E’ il peggior dato da oltre 80 anni. Nel 2020 l’economia statunitensi ha visto sparire 9 milioni e 370mila posti di lavoro, il calo più forte dal 1939. Quanto meno in valori assoluti, visto che nel frattempo gli occupati sono cresciuti così come la popolazione più che raddoppiata nello stesso arco di tempo. Più significativo il confronto con la crisi del 2008-2009 seguita al tracollo dell’industria finanziaria. Anche in questo caso sfavorevole al 2020. Nel solo mese di dicembre si sono persi 140mila posti, molto peggio di quanto non si attendessero gli analisti che prevedevano, al contrario, un aumento di 50mila occupati. Si tratta del primo calo di occupati dallo scorso aprile. Il settore più colpito è stato quello del tempo libero e del turismo che registra un’emorragia di quasi mezzo milione di occupati. 45mila posti si sono persi nel pubblico impiego e altri 31mila tra scuola e strutture sanitarie. Gli occupati sono invece aumentati nell’industria e nelle costruzioni.
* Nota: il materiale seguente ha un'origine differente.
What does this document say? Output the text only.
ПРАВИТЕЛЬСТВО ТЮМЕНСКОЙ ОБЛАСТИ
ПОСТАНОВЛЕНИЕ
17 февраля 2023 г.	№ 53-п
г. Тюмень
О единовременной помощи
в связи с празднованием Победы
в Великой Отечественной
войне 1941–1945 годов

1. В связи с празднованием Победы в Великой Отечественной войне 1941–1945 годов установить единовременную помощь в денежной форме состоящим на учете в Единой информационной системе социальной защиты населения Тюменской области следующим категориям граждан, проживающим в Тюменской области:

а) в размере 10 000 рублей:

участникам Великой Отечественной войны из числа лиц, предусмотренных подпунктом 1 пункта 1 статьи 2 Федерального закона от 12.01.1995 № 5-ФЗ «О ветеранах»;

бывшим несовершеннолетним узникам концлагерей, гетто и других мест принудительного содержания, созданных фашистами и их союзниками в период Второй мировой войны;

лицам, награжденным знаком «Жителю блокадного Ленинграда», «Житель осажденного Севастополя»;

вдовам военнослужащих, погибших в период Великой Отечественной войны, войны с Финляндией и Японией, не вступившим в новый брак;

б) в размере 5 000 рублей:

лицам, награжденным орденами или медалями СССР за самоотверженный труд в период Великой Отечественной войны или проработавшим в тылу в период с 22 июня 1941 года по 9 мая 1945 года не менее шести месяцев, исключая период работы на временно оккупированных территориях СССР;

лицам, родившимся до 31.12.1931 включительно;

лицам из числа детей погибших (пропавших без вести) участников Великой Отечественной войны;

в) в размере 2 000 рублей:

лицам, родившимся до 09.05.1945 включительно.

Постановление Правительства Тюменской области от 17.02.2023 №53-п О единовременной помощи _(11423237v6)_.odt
Il tasso di disoccupazione, che indica la quota di persone in cerca di un impiego sul totale della popolazione in età lavorativa, è rimasto invariato al 6,7%. I senza lavoro sono 10,7 milioni. Il tasso di disoccupazione era esploso nei mesi immediatamente successivi allo scoppio della pandemia, toccando un picco del 14,8% in aprile, un livello mai visto dai tempi della seconda guerra mondiale. Nei mesi successivi il tasso è però sceso rapidamente, attestandosi intorno ai valori attuali già dallo scorso ottobre. La disoccupazione rimane comunque la più alta da inizio 2014. Nonostante dati nel complesso deludenti, la borsa di Wall Street si mantiene sui massimi storici. Si scommette che il nuovo pacchetto di aiuti all’economia da 900 miliardi di dollari possa fornire una spinta decisiva per la ripresa.